Так же, как вчера, Боля стояла, перешагнув порог, с дымящейся в мундштуке сигаретой, согнутая, в сереньком платье, незаспанная.
— Я рассказываю опытному другу о своих сердечных чувствах, Боля, — сказал Дмитрий.
— Очень жаль, что я пропустила.
— С того времени, как вы любили, ничего не изменилось.
— Вы опять влюблены?
— Одинокий всегда в кого-нибудь влюблен. Да нет, Боля, все та же.

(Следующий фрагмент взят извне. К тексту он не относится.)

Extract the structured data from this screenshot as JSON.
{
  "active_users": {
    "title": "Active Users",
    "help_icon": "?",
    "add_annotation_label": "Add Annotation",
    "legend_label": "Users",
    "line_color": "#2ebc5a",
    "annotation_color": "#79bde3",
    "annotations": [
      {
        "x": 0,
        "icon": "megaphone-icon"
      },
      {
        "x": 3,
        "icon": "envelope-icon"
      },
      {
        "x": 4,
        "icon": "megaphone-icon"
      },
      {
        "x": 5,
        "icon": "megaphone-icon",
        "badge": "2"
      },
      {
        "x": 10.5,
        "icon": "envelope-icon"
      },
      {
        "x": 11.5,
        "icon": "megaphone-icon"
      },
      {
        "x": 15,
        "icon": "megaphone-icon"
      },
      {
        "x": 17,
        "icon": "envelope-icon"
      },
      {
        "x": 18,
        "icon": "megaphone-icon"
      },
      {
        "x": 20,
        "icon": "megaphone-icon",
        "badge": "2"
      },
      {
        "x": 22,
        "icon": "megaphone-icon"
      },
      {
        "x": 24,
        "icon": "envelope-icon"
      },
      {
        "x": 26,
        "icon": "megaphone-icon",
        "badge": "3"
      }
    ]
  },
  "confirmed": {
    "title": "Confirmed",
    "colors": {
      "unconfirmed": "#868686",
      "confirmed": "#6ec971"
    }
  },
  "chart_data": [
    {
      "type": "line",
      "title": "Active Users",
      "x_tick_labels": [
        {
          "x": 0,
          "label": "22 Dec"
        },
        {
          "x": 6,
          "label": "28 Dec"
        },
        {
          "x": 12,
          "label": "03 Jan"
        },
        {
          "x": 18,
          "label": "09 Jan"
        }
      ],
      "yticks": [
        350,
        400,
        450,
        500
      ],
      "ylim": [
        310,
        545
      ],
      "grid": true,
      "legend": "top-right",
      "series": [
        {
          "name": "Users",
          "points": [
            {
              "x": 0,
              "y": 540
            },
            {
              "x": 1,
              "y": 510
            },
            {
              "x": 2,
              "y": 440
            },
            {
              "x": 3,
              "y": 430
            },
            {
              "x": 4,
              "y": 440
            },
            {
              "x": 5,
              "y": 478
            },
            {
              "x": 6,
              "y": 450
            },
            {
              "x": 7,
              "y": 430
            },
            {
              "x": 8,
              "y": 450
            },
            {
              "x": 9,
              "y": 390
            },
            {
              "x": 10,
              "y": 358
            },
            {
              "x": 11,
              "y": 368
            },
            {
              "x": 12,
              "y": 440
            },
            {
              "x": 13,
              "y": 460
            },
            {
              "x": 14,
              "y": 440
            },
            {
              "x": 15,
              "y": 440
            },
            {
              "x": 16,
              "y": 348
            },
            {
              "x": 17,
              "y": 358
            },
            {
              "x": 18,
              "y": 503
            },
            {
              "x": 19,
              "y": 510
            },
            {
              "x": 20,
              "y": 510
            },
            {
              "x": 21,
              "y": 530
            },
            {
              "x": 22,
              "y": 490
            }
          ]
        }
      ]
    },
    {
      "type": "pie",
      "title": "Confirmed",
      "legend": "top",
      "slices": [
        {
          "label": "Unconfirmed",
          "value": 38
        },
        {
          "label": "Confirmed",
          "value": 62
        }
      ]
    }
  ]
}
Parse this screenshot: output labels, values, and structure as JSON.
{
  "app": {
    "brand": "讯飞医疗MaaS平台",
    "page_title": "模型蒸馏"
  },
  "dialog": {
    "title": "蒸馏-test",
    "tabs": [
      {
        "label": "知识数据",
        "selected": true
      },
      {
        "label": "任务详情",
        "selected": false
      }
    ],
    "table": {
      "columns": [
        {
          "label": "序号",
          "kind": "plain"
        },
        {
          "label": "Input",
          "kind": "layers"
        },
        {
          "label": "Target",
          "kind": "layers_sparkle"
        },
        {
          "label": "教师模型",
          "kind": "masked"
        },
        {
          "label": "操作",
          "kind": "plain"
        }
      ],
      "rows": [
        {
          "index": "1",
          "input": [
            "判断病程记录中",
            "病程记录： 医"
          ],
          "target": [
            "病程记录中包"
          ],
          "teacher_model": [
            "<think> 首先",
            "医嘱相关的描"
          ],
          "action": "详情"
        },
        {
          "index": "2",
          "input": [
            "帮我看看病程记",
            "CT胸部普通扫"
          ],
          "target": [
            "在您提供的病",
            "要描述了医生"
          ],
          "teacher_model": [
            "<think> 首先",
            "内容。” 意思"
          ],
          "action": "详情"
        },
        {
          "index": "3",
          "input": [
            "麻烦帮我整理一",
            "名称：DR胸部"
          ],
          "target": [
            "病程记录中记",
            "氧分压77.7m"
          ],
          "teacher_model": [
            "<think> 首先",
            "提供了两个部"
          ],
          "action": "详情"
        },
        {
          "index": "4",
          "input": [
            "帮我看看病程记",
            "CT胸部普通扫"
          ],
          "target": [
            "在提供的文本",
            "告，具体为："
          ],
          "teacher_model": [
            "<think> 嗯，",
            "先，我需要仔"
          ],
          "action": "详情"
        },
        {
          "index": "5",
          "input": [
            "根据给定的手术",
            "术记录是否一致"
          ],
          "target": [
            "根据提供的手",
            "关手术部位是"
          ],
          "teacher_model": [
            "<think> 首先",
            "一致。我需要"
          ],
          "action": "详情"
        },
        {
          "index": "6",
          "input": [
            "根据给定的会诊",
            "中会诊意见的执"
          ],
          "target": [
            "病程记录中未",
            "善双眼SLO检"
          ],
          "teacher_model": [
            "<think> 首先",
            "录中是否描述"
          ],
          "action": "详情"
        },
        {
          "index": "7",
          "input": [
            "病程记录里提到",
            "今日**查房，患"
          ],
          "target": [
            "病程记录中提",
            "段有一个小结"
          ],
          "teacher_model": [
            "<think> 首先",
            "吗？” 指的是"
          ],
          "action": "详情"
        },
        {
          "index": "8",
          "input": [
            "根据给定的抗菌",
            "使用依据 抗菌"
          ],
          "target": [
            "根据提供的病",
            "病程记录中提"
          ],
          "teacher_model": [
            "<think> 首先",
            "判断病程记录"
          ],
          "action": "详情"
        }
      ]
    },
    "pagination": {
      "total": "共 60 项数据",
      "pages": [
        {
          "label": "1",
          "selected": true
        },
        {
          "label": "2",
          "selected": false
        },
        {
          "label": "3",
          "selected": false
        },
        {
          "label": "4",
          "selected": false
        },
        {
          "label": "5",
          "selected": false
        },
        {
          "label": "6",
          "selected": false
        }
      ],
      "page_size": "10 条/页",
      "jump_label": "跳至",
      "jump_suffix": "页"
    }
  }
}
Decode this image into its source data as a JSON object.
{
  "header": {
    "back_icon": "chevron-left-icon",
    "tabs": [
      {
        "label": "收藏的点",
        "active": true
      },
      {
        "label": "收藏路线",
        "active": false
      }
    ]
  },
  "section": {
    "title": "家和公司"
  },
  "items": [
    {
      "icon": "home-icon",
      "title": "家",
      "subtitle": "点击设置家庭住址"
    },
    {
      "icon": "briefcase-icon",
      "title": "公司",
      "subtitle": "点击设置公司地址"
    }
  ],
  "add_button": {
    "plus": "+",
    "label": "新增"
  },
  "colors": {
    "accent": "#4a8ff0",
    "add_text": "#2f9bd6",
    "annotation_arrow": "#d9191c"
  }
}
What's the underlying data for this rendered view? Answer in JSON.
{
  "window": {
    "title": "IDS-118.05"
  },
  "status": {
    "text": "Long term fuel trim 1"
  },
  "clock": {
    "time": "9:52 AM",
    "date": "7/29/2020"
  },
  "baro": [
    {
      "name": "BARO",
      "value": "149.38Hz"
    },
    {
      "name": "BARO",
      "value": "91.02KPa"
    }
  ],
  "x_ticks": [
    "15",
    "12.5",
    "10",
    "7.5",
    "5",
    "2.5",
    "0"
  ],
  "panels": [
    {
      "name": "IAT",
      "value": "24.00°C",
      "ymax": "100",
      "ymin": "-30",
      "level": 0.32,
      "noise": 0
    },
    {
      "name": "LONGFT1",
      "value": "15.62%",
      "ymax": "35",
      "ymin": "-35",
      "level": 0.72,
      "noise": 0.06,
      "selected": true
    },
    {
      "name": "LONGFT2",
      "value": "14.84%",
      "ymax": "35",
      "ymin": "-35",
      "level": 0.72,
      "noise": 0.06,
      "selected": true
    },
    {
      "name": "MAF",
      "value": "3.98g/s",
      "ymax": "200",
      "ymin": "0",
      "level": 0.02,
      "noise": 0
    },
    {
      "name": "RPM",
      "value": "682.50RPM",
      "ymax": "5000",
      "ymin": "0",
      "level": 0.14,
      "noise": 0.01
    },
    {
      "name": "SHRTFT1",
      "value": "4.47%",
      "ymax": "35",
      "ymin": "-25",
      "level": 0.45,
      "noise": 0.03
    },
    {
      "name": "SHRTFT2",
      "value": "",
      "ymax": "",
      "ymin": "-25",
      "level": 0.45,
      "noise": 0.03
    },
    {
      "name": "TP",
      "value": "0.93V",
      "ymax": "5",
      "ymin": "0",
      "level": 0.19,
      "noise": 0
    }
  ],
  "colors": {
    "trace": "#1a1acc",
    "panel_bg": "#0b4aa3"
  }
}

— Вы сегодня хорошо причесаны, лоб открыт. Принесла вам письмо. Опять забыла днем… Не буду вам мешать.
Они проводили ее и вздумали пройтись к морю по переулку, что был с правой стороны прорезан заброшенным рвом. В стороне над ним две-три хаты белели сплошными стенами, а у самой воды, к пристани, где ров кончался, кривилась еще одна, с таким мизерным окошком, что туда и свету не проникало нисколько. Ее первую отмечали приплывшие из Керчи.
Дмитрий и Антон повернули на пристань. Там под хлюпавшие о сваи волны они и докончили свой полуночный разговор.
— Не я брал женщин, а они меня, — говорил Дмитрий. — Потому и досталась Лиля… ты помнишь Владьку на Трифоновке?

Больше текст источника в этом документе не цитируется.